How Sweet It Is

UPDATED 02/10/2003 at 01:00 AM EST Originally published 02/10/2003 at 01:00 AM EST

So that's where they are!" bellows the familiar gruff voice. Self-confessed sugar fiend Jim Belushi has found a bag of chocolate kisses hidden in the kitchen of his Mediterranean-style Brentwood, Calif., home. "Have they been there all this time?" he asks his wife, Jennifer. "Yes, but I'm moving them," she says. "I'll find them again," he replies with a wink. "I always do."

No doubt he will. These days, the 48-year-old younger brother of John Belushi has a nose for life's sweet spots. His ABC sitcom According to Jim is riding high, pulling in 12.6 million viewers per week, and home life with Jennifer, 35, and daughter Jami, 3, and sons Jared, 10 months, and Robert, 22, a college student (from a previous marriage), is as nice as sugar and spice. Standing in his backyard, Belushi does a pretend rant about the brightly colored litter of toys. "Do they need all this stuff?" he yells with a smile on his face. "A minikitchen, Barbie sandals?"

The complaining could have come direct from an episode of According to Jim. In fact, it's sometimes hard to tell the comedy from the reality. "You're seeing the real Jim now," says pal and House of Blues business partner Dan Aykroyd. "The show captures the essence of how he really lives and relates to his family and friends."

On Jim, a present-day version of The Honeymooners in its second year, Belushi is a lovable lug of a husband and father of three whose belch is worse than his bite. Jim's wife, Cheryl (ex-Ally McBealite Courtney Thorne-Smith) prevails by countering the blue-collar bombast with calm logic. The show, says Belushi, is about how "a couple strategizes to do the right thing for their children."

The family-values talk may surprise those who knew Belushi as a party-hearty bachelor. But marriage to third wife Jennifer, he says, has "softened me a lot. It used to freak me out when people asked, 'Where do you see yourself in five years?' I had no vision. I was always about the work." Now, says homemaker Jennifer, "He's settled into being more of a family guy. And he loves going to work every day."

Belushi's life wasn't always so mellow. Growing up in Wheaton, Ill., the third of four children of Albanian immigrants, he was often overshadowed by older brother John, the Saturday Night Live comic who died from a drug overdose in 1982. Belushi earned a theater degree from Southern Illinois University and soon followed in his brother's footsteps to Chicago's famed Second City troupe in 1977. Two years later a play in which he was appearing was tagged to become a feature film. The problem: The producers wanted John, not Jim, to star. Recalls Belushi: "I said, 'John, I can't eat a cheeseburger, I can't pick up a sword. There are so many things I can't do because you've already done them. I did this one onstage. It's mine.' " John respected his brother's wish and declined the project.

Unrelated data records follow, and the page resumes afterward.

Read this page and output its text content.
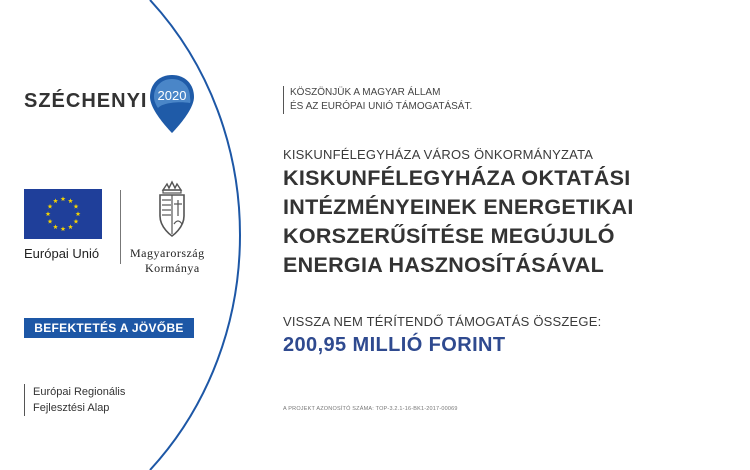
SZÉCHENYI 2020	KÖSZÖNJÜK A MAGYAR ÁLLAM
ÉS AZ EURÓPAI UNIÓ TÁMOGATÁSÁT.
Európai Unió	Magyarország
Kormánya
BEFEKTETÉS A JÖVŐBE
Európai Regionális
Fejlesztési Alap
KISKUNFÉLEGYHÁZA VÁROS ÖNKORMÁNYZATA
KISKUNFÉLEGYHÁZA OKTATÁSI
INTÉZMÉNYEINEK ENERGETIKAI
KORSZERŰSÍTÉSE MEGÚJULÓ
ENERGIA HASZNOSÍTÁSÁVAL
VISSZA NEM TÉRÍTENDŐ TÁMOGATÁS ÖSSZEGE:
200,95 MILLIÓ FORINT
A PROJEKT AZONOSÍTÓ SZÁMA: TOP-3.2.1-16-BK1-2017-00069
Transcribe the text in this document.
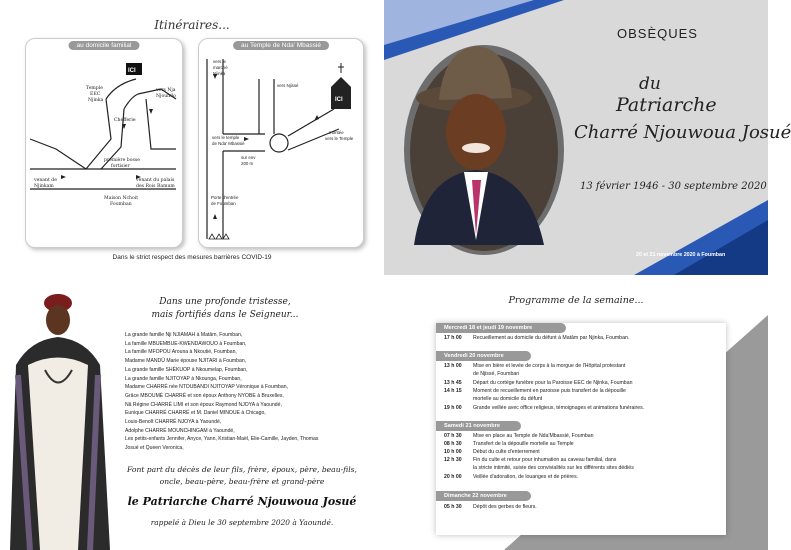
Itinéraires...
ICI
Temple
EEC
Njinka
vers Nja
Njoundo
Chefferie
première bosse
fortisier
venant de
Njinkam
venant du palais
des Rois Bamum
Maison Nchoit
Foumban
au domicile familial
ICI
vers le
marché
Njinka
vers Njissé
vers le temple
de Nda' Mbassié
montée
vers le Temple
sur env
200 m
Porte d'entrée
de Foumban
au Temple de Nda' Mbassié
Dans le strict respect des mesures barrières COVID-19
OBSÈQUES
du
Patriarche
Charré Njouwoua Josué
13 février 1946 - 30 septembre 2020
20 et 21 novembre 2020 à Foumban
Dans une profonde tristesse,
mais fortifiés dans le Seigneur...
La grande famille Nji NJIAMAH à Matâm, Foumban,
La famille MBUEMBUE-KWENDAWOUO à Foumban,
La famille MFOPOU Arouna à Nkoutié, Foumban,
Madame MANDÙ Marie épouse NJITARI à Foumban,
La grande famille SHÈKUOP à Nkoumelap, Foumban,
La grande famille NJITOYAP à Nkounga, Foumban,
Madame CHARRÉ née NTOUBANDI NJITOYAP Véronique à Foumban,
Grâce MBOUMÉ CHARRÉ et son époux Anthony NYOBE à Bruxelles,
Nâ Régine CHARRÉ LIMI et son époux Raymond NJOYA à Yaoundé,
Eunique CHARRÉ CHARRÉ et M. Daniel MINOUE à Chicago,
Louis-Benoît CHARRÉ NJOYA à Yaoundé,
Adolphe CHARRÉ MOUNCHINGAM à Yaoundé,
Les petits-enfants Jennifer, Anyce, Yann, Kristian-Maël, Elie-Camille, Jayden, Thomas
Josué et Queen Veronica,
Font part du décès de leur fils, frère, époux, père, beau-fils,
oncle, beau-père, beau-frère et grand-père
le Patriarche Charré Njouwoua Josué
rappelé à Dieu le 30 septembre 2020 à Yaoundé.
Programme de la semaine...
Mercredi 18 et jeudi 19 novembre
17 h 00	Recueillement au domicile du défunt à Matâm par Njinka, Foumban.
Vendredi 20 novembre
13 h 00	Mise en bière et levée de corps à la morgue de l'Hôpital protestant
de Njissé, Foumban
13 h 45	Départ du cortège funèbre pour la Paroisse EEC de Njinka, Foumban
14 h 15	Moment de recueillement en paroisse puis transfert de la dépouille
mortelle au domicile du défunt
19 h 00	Grande veillée avec office religieux, témoignages et animations funéraires.
Samedi 21 novembre
07 h 30	Mise en place au Temple de Nda'Mbassié, Foumban
08 h 30	Transfert de la dépouille mortelle au Temple
10 h 00	Début du culte d'enterrement
12 h 30	Fin du culte et retour pour inhumation au caveau familial, dans
la stricte intimité, suivie des convivialités sur les différents sites dédiés
20 h 00	Veillée d'adoration, de louanges et de prières.
Dimanche 22 novembre
05 h 30	Dépôt des gerbes de fleurs.
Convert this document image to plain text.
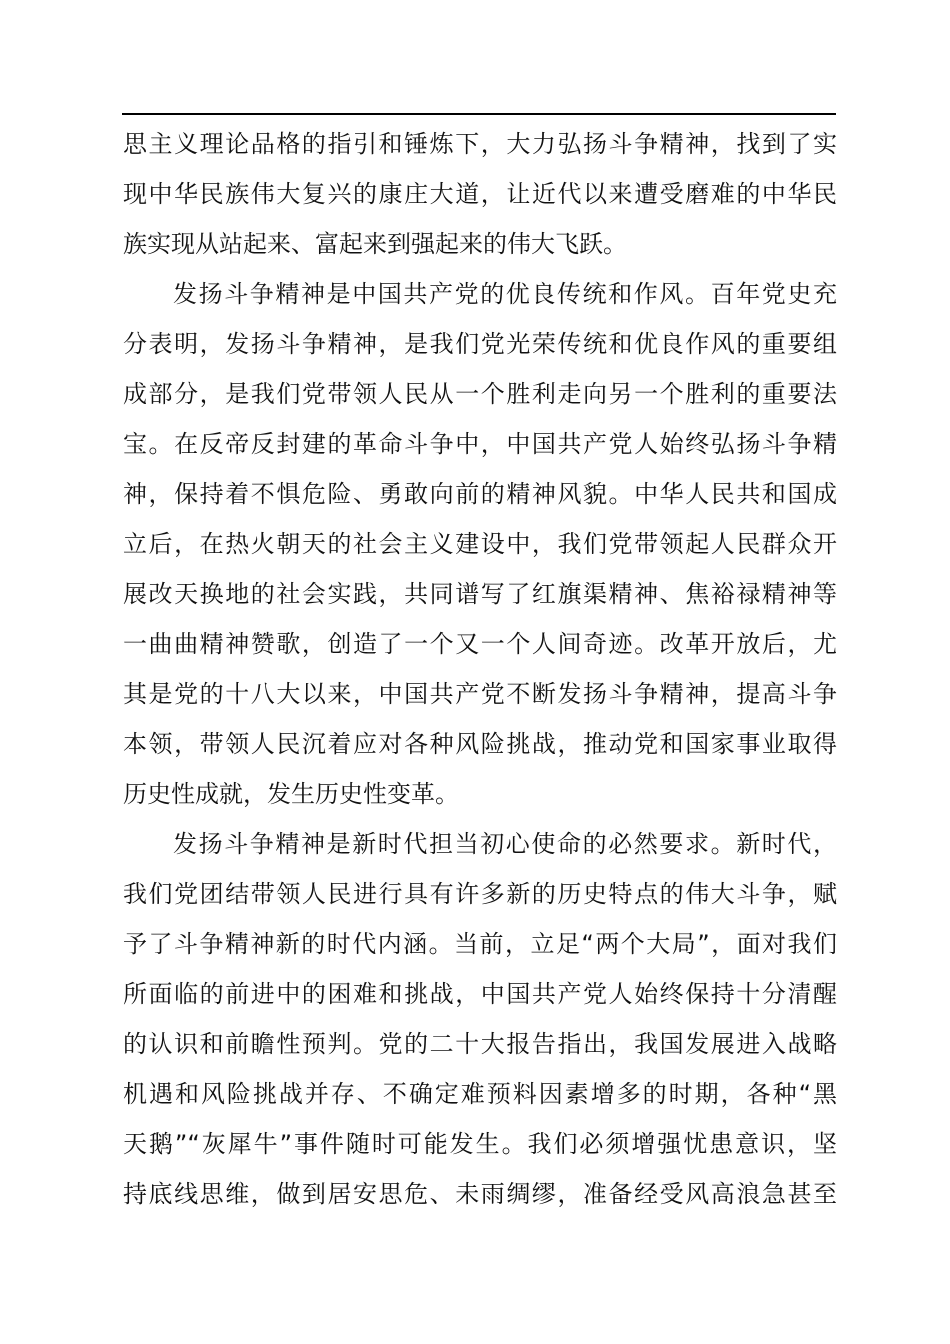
思主义理论品格的指引和锤炼下，大力弘扬斗争精神，找到了实
现中华民族伟大复兴的康庄大道，让近代以来遭受磨难的中华民
族实现从站起来、富起来到强起来的伟大飞跃。
发扬斗争精神是中国共产党的优良传统和作风。百年党史充
分表明，发扬斗争精神，是我们党光荣传统和优良作风的重要组
成部分，是我们党带领人民从一个胜利走向另一个胜利的重要法
宝。在反帝反封建的革命斗争中，中国共产党人始终弘扬斗争精
神，保持着不惧危险、勇敢向前的精神风貌。中华人民共和国成
立后，在热火朝天的社会主义建设中，我们党带领起人民群众开
展改天换地的社会实践，共同谱写了红旗渠精神、焦裕禄精神等
一曲曲精神赞歌，创造了一个又一个人间奇迹。改革开放后，尤
其是党的十八大以来，中国共产党不断发扬斗争精神，提高斗争
本领，带领人民沉着应对各种风险挑战，推动党和国家事业取得
历史性成就，发生历史性变革。
发扬斗争精神是新时代担当初心使命的必然要求。新时代，
我们党团结带领人民进行具有许多新的历史特点的伟大斗争，赋
予了斗争精神新的时代内涵。当前，立足“两个大局”，面对我们
所面临的前进中的困难和挑战，中国共产党人始终保持十分清醒
的认识和前瞻性预判。党的二十大报告指出，我国发展进入战略
机遇和风险挑战并存、不确定难预料因素增多的时期，各种“黑
天鹅”“灰犀牛”事件随时可能发生。我们必须增强忧患意识，坚
持底线思维，做到居安思危、未雨绸缪，准备经受风高浪急甚至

Jim costarred in the movie, 1986's About Last Night, with Demi Moore and Rob Lowe, which became the career break he needed. "If John didn't pass," Belushi muses, "who knows?"

By the late '80s Belushi was busy with movies, including the Schwarzenegger vehicle Red Heat and the comedy K-9. But concentrating on his career cost him two marriages—to first wife Sandra Davenport, mother of Robert, and second wife Marjorie Bransfield, whom he divorced in 1992.

He met Jennifer, then a jewelry-store clerk, the following year, but they didn't hit it off immediately. On their first date, says Jennifer, "he kissed me on the forehead like I was his sister. A couple weeks later he asked me to go Rollerblading, and I liked him that day. He was real."

Married in 1998, the couple have been keeping it real with their children and each other. "We can't wait to get to each other at the end of the day," Belushi says. Professionally, he has an independent film, One Way Out, in the can and has just wrapped a K-9 sequel. He also makes some 50 gigs a year with his blues band, the Sacred Hearts, and occasionally joins Aykroyd as one of the Blues Brothers, the film and concert role that kept his brother in the spotlight. "I always left the blues to John, because that was his territory," says Belushi. "But Danny gave me permission. We have a ball." Notes Aykroyd: "Jimmy still has that caustic, acerbic wit that his family gave him, but things are more skewed to the positive now."

If one thing makes success bittersweet for Belushi, it is John's absence. Last March was the 20th anniversary of his death. "I don't think about the day he died," says Belushi. "I think about this whole life that has gone by since then. I'm on my third marriage, I have two more kids. More than anything it would have been nice to have an Uncle John around."